CR’s report found that 93% of returners felt skills gained during their break increased the value they could bring to their new roles.
Sarah Ellis had 14 years financial services experience prior to a six year caring related career break during which time she became certified as a Pilates instructor.
She secured a role on Handelsbanken’s UK Returners Program in September 2023.
Ellis said: “What stood out was how much I had changed and matured.
“The skills I’d learned teaching Pilates classes changed me more than I had expected and gave me the confidence to present and express myself in a different way, making relationship building so much easier.
A senior banker at one of Britain’s biggest consumer banks described the value he saw in returners schemes.
He admitted there was an element of ticking diversity boxes as the Financial Conduct Authority was applying pressure on big banks in the wake of the 2008 financial crash.
However, he quickly saw the value in the scheme.
He said: “You want to plug your senior female hemorrhage but you are also plugging a maturity gap.

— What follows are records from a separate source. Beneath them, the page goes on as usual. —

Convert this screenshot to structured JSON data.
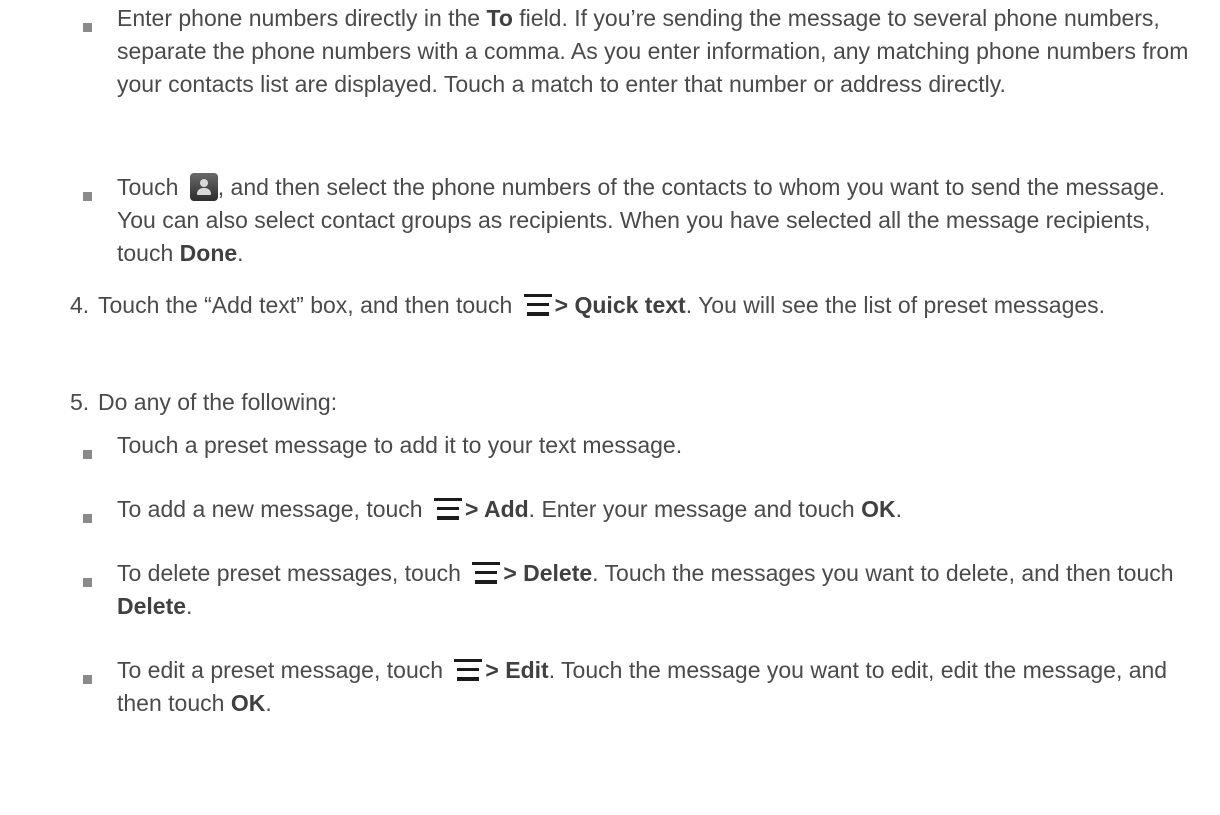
{
  "bullets": {
    "b1": {
      "t1": "Enter phone numbers directly in the ",
      "b1": "To",
      "t2": " field. If you’re sending the message to several phone numbers, separate the phone numbers with a comma. As you enter information, any matching phone numbers from your contacts list are displayed. Touch a match to enter that number or address directly."
    },
    "b2": {
      "t1": "Touch ",
      "t2": ", and then select the phone numbers of the contacts to whom you want to send the message. You can also select contact groups as recipients. When you have selected all the message recipients, touch ",
      "b1": "Done",
      "t3": ".",
      "icon": "contact-icon"
    }
  },
  "steps": {
    "s4": {
      "num": "4.",
      "t1": "Touch the “Add text” box, and then touch ",
      "b1": "> Quick text",
      "t2": ". You will see the list of preset messages.",
      "icon": "menu-icon"
    },
    "s5": {
      "num": "5.",
      "t1": "Do any of the following:"
    }
  },
  "options": {
    "o1": {
      "t1": "Touch a preset message to add it to your text message."
    },
    "o2": {
      "t1": "To add a new message, touch ",
      "b1": "> Add",
      "t2": ". Enter your message and touch ",
      "b2": "OK",
      "t3": ".",
      "icon": "menu-icon"
    },
    "o3": {
      "t1": "To delete preset messages, touch ",
      "b1": "> Delete",
      "t2": ". Touch the messages you want to delete, and then touch ",
      "b2": "Delete",
      "t3": ".",
      "icon": "menu-icon"
    },
    "o4": {
      "t1": "To edit a preset message, touch ",
      "b1": "> Edit",
      "t2": ". Touch the message you want to edit, edit the message, and then touch ",
      "b2": "OK",
      "t3": ".",
      "icon": "menu-icon"
    }
  },
  "colors": {
    "text": "#4a4a4a",
    "bullet": "#8a8a8a",
    "icon": "#1a1a1a"
  }
}
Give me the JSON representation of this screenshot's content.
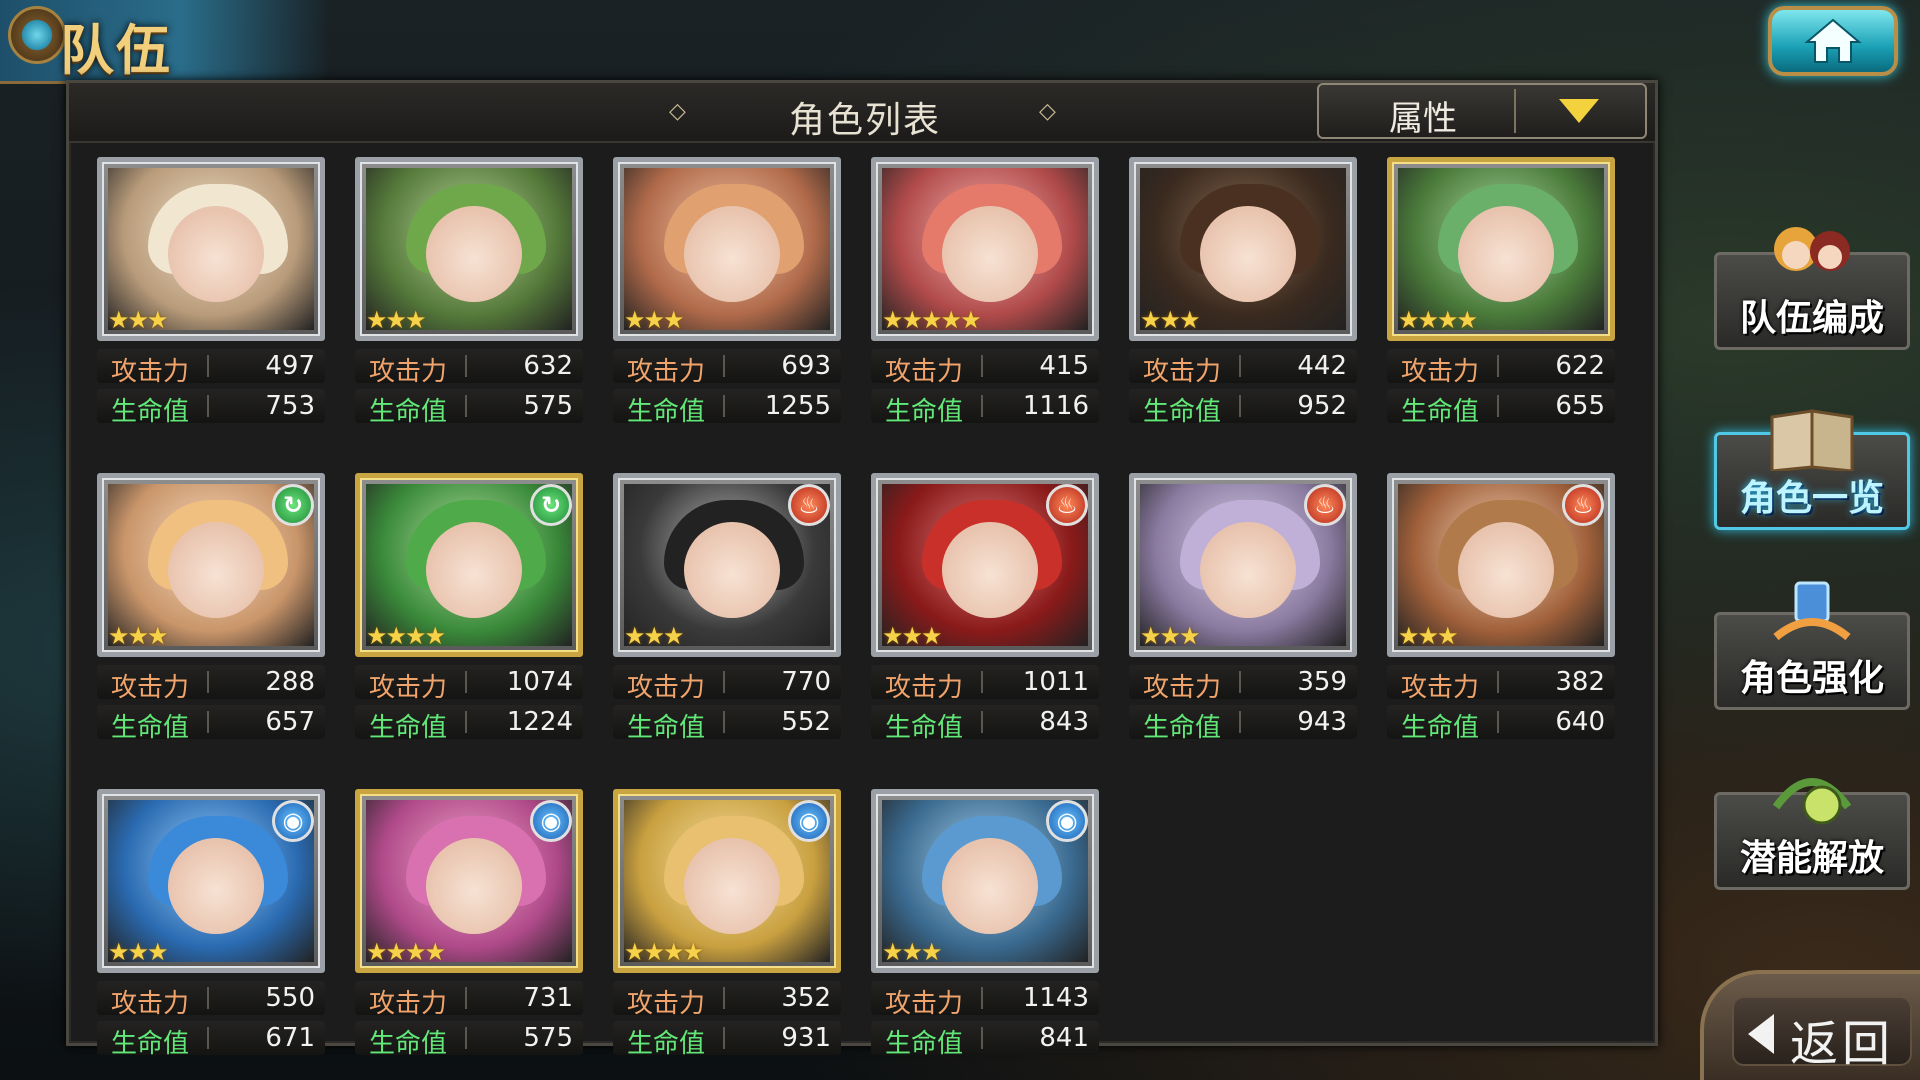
{
  "header": {
    "title": "队伍"
  },
  "panel": {
    "list_title": "角色列表",
    "filter_label": "属性"
  },
  "stat_labels": {
    "attack": "攻击力",
    "hp": "生命值"
  },
  "side_menu": [
    {
      "label": "队伍编成",
      "icon": "team-portraits-icon"
    },
    {
      "label": "角色一览",
      "icon": "book-icon",
      "active": true
    },
    {
      "label": "角色强化",
      "icon": "crystal-icon"
    },
    {
      "label": "潜能解放",
      "icon": "orb-icon"
    }
  ],
  "back": {
    "label": "返回"
  },
  "characters": [
    {
      "atk": "497",
      "hp": "753",
      "stars": 3,
      "frame": "silver",
      "element": ""
    },
    {
      "atk": "632",
      "hp": "575",
      "stars": 3,
      "frame": "silver",
      "element": ""
    },
    {
      "atk": "693",
      "hp": "1255",
      "stars": 3,
      "frame": "silver",
      "element": ""
    },
    {
      "atk": "415",
      "hp": "1116",
      "stars": 5,
      "frame": "silver",
      "element": ""
    },
    {
      "atk": "442",
      "hp": "952",
      "stars": 3,
      "frame": "silver",
      "element": ""
    },
    {
      "atk": "622",
      "hp": "655",
      "stars": 4,
      "frame": "gold",
      "element": ""
    },
    {
      "atk": "288",
      "hp": "657",
      "stars": 3,
      "frame": "silver",
      "element": "wind"
    },
    {
      "atk": "1074",
      "hp": "1224",
      "stars": 4,
      "frame": "gold",
      "element": "wind"
    },
    {
      "atk": "770",
      "hp": "552",
      "stars": 3,
      "frame": "silver",
      "element": "fire"
    },
    {
      "atk": "1011",
      "hp": "843",
      "stars": 3,
      "frame": "silver",
      "element": "fire"
    },
    {
      "atk": "359",
      "hp": "943",
      "stars": 3,
      "frame": "silver",
      "element": "fire"
    },
    {
      "atk": "382",
      "hp": "640",
      "stars": 3,
      "frame": "silver",
      "element": "fire"
    },
    {
      "atk": "550",
      "hp": "671",
      "stars": 3,
      "frame": "silver",
      "element": "water"
    },
    {
      "atk": "731",
      "hp": "575",
      "stars": 4,
      "frame": "gold",
      "element": "water"
    },
    {
      "atk": "352",
      "hp": "931",
      "stars": 4,
      "frame": "gold",
      "element": "water"
    },
    {
      "atk": "1143",
      "hp": "841",
      "stars": 3,
      "frame": "silver",
      "element": "water"
    }
  ]
}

“Older women tend to be more mature, more risk averse – they assess risks in the medium and long term whilst men take short term risks.
“If you have only women or men in a room you are going to get an echo chamber.
“You want your organisation, especially when it is consumer facing, to reflect the demographics of society.”
The report also found that despite 75% of returners having upskilled, 88% think that a minority of employers value the skills gained and 89% say that their career break damaged their confidence.